Under the terms of the agreement, the total of these eight revenue streams from all 70 Power conference schools is aggregated, and the players would receive a percentage of that combined revenue, expected to be between $20 million and $23 million per school in the first year after the settlement. This amount is guaranteed to increase by at least 4% in each of the following two years.
The purpose of equalizing the spending potential for all schools is to prevent powerhouses like Texas from outspending smaller programs like Cincinnati on player compensation. Remember, this $20-23 million represents the maximum amount schools are allowed to allocate to players across all men’s and women’s programs for NIL purposes – and even that spending is optional. Schools are not obligated to spend the full amount.
Which brings us full circle to Lanning and every other coach and assistant coach who signed lucrative deals this offseason. Steve Sarkisian received a pay raise, bringing his salary to $10.8 million for this season. Bill Belichick landed a $10 million per year deal to become North Carolina’s football coach.
Jim Knowles secured a $3.1 million annual salary to leave Ohio State and become Penn State’s defensive coordinator – a figure exceeding the salaries of 74 FBS head coaches last season.
And yet, despite this extravagant spending, we continue to hear the same tired refrain from coaches, athletic directors, and conference commissioners, lamenting an "unsustainable" environment in college athletics.
Consider this: an association of 70 schools, having willingly separated themselves from the rest of college sports, boasting a combined budget of $7.4 billion for the academic year, is attempting to portray player salaries as the primary financial threat.
Perhaps, just perhaps, they should consider curbing their insatiable appetite for "facility improvements" that drive up debt service.
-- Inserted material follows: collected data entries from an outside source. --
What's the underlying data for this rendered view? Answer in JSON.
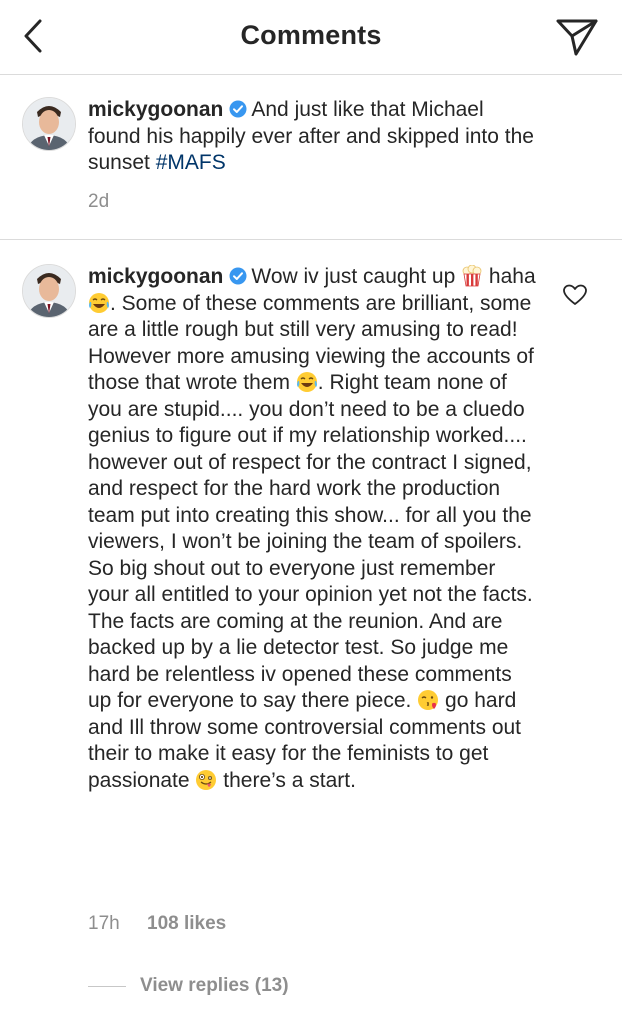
{
  "header": {
    "title": "Comments",
    "back_icon": "chevron-left-icon",
    "share_icon": "paper-plane-icon"
  },
  "caption": {
    "username": "mickygoonan",
    "text_before_tag": "And just like that Michael found his happily ever after and skipped into the sunset ",
    "hashtag": "#MAFS",
    "time": "2d"
  },
  "comment": {
    "username": "mickygoonan",
    "part1": "Wow iv just caught up ",
    "part2": " haha ",
    "part3": ". Some of these comments are brilliant, some are a little rough but still very amusing to read! However more amusing viewing the accounts of those that wrote them ",
    "part4": ". Right team none of you are stupid.... you don’t need to be a cluedo genius to figure out if my relationship worked.... however out of respect for the contract I signed, and respect for the hard work the production team put into creating this show... for all you the viewers, I won’t be joining the team of spoilers. So big shout out to everyone just remember your all entitled to your opinion yet not the facts. The facts are coming at the reunion. And are backed up by a lie detector test. So judge me hard be relentless iv opened these comments up for everyone to say there piece. ",
    "part5": " go hard and Ill throw some controversial comments out their to make it easy for the feminists to get passionate ",
    "part6": " there’s a start.",
    "time": "17h",
    "likes": "108 likes",
    "replies": "View replies (13)",
    "emojis": [
      "popcorn-emoji",
      "tears-of-joy-emoji",
      "tears-of-joy-emoji",
      "kissing-heart-emoji",
      "zany-face-emoji"
    ]
  },
  "colors": {
    "text": "#262626",
    "secondary": "#8e8e8e",
    "hashtag": "#003569",
    "verified": "#3897f0",
    "divider": "#dbdbdb"
  }
}
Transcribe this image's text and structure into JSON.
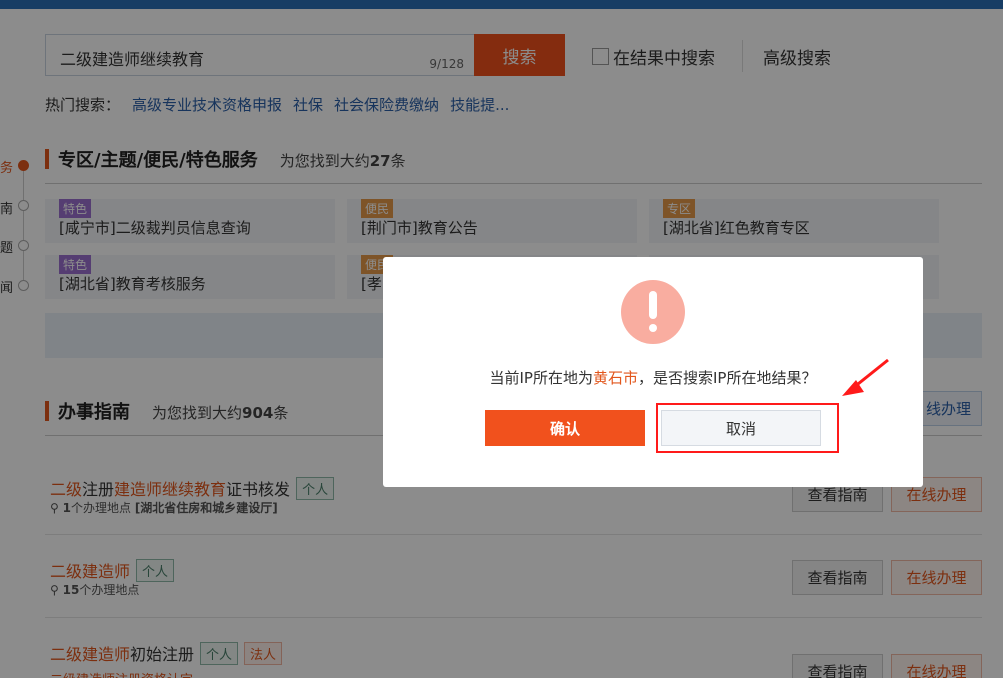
{
  "search": {
    "value": "二级建造师继续教育",
    "char_count": "9/128",
    "button_label": "搜索"
  },
  "in_results_label": "在结果中搜索",
  "advanced_label": "高级搜索",
  "hot": {
    "label": "热门搜索：",
    "links": [
      "高级专业技术资格申报",
      "社保",
      "社会保险费缴纳",
      "技能提..."
    ]
  },
  "sidenav": [
    "务",
    "南",
    "题",
    "闻"
  ],
  "special": {
    "title": "专区/主题/便民/特色服务",
    "count_prefix": "为您找到大约",
    "count": "27",
    "count_suffix": "条",
    "cards": [
      {
        "tag": "特色",
        "text": "[咸宁市]二级裁判员信息查询"
      },
      {
        "tag": "便民",
        "text": "[荆门市]教育公告"
      },
      {
        "tag": "专区",
        "text": "[湖北省]红色教育专区"
      },
      {
        "tag": "特色",
        "text": "[湖北省]教育考核服务"
      },
      {
        "tag": "便民",
        "text": "[孝"
      }
    ]
  },
  "guide": {
    "title": "办事指南",
    "count_prefix": "为您找到大约",
    "count": "904",
    "count_suffix": "条",
    "online_partial": "线办理",
    "rows": [
      {
        "pre": "二级",
        "mid": "注册",
        "hl2": "建造师继续教育",
        "post": "证书核发",
        "badges": [
          "个人"
        ],
        "meta_num": "1",
        "meta_text": "个办理地点",
        "meta_place": "[湖北省住房和城乡建设厅]"
      },
      {
        "pre": "二级建造师",
        "mid": "",
        "hl2": "",
        "post": "",
        "badges": [
          "个人"
        ],
        "meta_num": "15",
        "meta_text": "个办理地点",
        "meta_place": ""
      },
      {
        "pre": "二级建造师",
        "mid": "初始注册",
        "hl2": "",
        "post": "",
        "badges": [
          "个人",
          "法人"
        ],
        "meta_num": "",
        "meta_text": "",
        "meta_place": ""
      }
    ],
    "view_label": "查看指南",
    "online_label": "在线办理",
    "cut_row_text": "二级建造师注册资格认定"
  },
  "dialog": {
    "msg_prefix": "当前IP所在地为",
    "city": "黄石市",
    "msg_suffix": "，是否搜索IP所在地结果？",
    "confirm_label": "确认",
    "cancel_label": "取消"
  },
  "colors": {
    "accent": "#f1511d",
    "link": "#2b5fa8",
    "annotation": "#ff1a1a"
  }
}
Or, if they absolutely must have new stadiums, arenas, ballparks, and opulent stand-alone football and basketball facilities to impress recruits, they could start by ceasing the practice of paying coaches millions of dollars to not coach.
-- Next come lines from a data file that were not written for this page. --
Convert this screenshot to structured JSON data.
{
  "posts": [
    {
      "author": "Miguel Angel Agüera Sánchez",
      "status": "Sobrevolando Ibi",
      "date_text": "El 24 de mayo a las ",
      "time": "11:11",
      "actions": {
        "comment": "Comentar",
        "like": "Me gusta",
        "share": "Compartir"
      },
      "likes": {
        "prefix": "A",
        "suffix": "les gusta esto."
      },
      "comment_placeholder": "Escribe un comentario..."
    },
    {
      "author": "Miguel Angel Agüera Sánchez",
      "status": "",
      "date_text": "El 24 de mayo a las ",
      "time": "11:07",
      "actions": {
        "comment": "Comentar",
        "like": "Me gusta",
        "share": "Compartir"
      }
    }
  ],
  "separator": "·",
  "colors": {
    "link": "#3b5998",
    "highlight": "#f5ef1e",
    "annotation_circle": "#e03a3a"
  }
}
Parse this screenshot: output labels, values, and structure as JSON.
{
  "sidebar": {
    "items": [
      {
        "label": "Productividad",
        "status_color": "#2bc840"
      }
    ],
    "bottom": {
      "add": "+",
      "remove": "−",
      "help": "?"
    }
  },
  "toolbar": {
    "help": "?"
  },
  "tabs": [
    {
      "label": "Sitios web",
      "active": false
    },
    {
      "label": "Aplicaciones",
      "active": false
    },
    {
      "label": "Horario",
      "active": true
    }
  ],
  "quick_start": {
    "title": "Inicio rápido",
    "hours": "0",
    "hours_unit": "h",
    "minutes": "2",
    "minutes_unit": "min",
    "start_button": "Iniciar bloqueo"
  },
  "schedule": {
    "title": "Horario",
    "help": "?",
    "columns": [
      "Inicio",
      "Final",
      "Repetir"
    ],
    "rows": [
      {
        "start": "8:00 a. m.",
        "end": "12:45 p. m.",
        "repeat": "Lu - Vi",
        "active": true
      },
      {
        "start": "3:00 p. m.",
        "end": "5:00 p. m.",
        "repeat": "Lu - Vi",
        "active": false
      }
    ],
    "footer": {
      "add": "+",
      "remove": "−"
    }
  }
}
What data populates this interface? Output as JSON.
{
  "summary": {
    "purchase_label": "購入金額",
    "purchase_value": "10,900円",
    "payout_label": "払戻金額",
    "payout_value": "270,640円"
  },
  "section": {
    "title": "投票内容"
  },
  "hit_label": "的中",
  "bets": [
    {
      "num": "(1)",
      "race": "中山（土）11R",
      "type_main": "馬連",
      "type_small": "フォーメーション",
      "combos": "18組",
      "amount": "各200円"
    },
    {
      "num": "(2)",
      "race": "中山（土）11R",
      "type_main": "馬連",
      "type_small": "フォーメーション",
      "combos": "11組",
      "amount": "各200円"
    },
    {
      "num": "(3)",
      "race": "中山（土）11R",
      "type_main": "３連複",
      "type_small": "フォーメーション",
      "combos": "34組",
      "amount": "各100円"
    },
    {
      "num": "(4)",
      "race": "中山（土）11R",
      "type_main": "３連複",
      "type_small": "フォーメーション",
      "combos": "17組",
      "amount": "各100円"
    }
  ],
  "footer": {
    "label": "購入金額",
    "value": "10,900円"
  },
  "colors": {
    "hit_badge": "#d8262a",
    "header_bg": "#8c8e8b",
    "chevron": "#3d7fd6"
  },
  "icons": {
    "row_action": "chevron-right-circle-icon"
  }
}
They could stop funneling millions to high school players who haven’t even taken a single snap in college football. They could eliminate the unnecessary general manager positions, whose responsibilities can and should be handled by the head coach and athletic director.
They could scale back the bloated coaching staffs of 40 individuals and drastically reduce the exorbitant recruiting budgets. They could discontinue the practice of coaches arriving at high school games in helicopters simply to appear more impressive than their competitors in the eyes of a 17-year-old prospect.
College sports seems utterly clueless as to how it arrived at this predicament.
Dan Lanning, for the record, is 3-4 against rivals Washington and Oregon State, 1-1 in conference championship games, and 0-1 in CFP games. And he just secured a $60 million payday, regardless of his performance over the next six seasons.
There, in plain sight, is the real definition of "unsustainable." And it’s certainly nothing to laugh about. It’s a symptom of a system prioritizing everything except the athletes themselves.